Get away for the holidays - I
Get away for the holidays - I just had DH's family and it was a lot of work unappreciated and at one point I said after the 100th demand, "I am NOT the hired help." Older adult SKIDDO didn't come but we had to talk to him yesterday and all I mustered was a "happy holidays." The other part of what i would have liked to say is "hope to not see you soon."
Why was your door unlocked?
Keep it locked, if he has a key, re-key the locks.
Next time, do not let him in. Keep the door chain hooked so when you crack the door to tell him 'Oh, you did not answer us when we asked if you were coming so we do not have food or a place for you. Maybe next year. Buh-bye.' he can stand outside in the cold or wander off. His choice.
Lather.... rinse.... repeat.
Letting him in then feeding him just re-enforces his crap behavior. If daddy whines about it, tell daddy he can go visit with his spawn as he walks away but he has invited guests to entertain and he needs to be back in no more than 5mins.
Grrrrrr.
SD Same Behavior
You have my sympathy. SD liked to do this every Christmas I had a Christmas Eve dinner. She never would RSVP and show up or not show up until the year I did not set a place for her or a friend if she brought one. She arrived late, dinner was in progress and there was barely room for her and her friend. She got everyday plates and utensils and made it awkward at the table I set formally. She did RSVP after that. I was surprised too. She is obstinate/defiant about invitations and always keeps me guessing--drove me nuts until I let go. i understand how you feel.

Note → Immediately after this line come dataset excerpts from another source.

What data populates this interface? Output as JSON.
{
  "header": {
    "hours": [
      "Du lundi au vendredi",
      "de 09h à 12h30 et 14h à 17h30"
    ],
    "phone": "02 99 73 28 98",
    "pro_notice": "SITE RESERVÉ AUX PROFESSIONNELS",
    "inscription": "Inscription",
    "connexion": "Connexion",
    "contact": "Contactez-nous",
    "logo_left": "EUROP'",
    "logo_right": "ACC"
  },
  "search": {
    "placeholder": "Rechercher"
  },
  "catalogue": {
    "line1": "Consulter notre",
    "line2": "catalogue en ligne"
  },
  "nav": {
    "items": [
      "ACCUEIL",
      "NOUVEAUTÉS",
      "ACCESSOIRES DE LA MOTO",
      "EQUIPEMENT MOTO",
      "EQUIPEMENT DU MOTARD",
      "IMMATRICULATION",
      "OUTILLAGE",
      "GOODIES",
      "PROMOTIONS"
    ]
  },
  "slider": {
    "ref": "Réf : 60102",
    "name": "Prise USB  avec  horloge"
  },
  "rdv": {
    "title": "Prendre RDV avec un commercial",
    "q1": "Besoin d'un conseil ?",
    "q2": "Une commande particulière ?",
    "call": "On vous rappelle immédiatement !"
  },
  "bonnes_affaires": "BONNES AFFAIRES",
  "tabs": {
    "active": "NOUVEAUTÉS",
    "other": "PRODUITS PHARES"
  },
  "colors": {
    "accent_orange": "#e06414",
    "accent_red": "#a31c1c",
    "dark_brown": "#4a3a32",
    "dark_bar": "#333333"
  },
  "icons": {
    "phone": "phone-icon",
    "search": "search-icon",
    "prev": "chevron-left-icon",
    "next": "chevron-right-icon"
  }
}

You're definitely not alone.
You're definitely not alone. I hated my ex-SS and he also made my skin crawl. I couldn't stand to be in the same room with him. I completely ignored him. He acted entitled and then was a hateful little pr&ck even after he got his way.
I would not invite him to holiday dinners again. I second Rags' suggestion of how to handle his unannounced visits for dinner. Or, I also like the suggestion of spending Christmas on a getaway somewhere.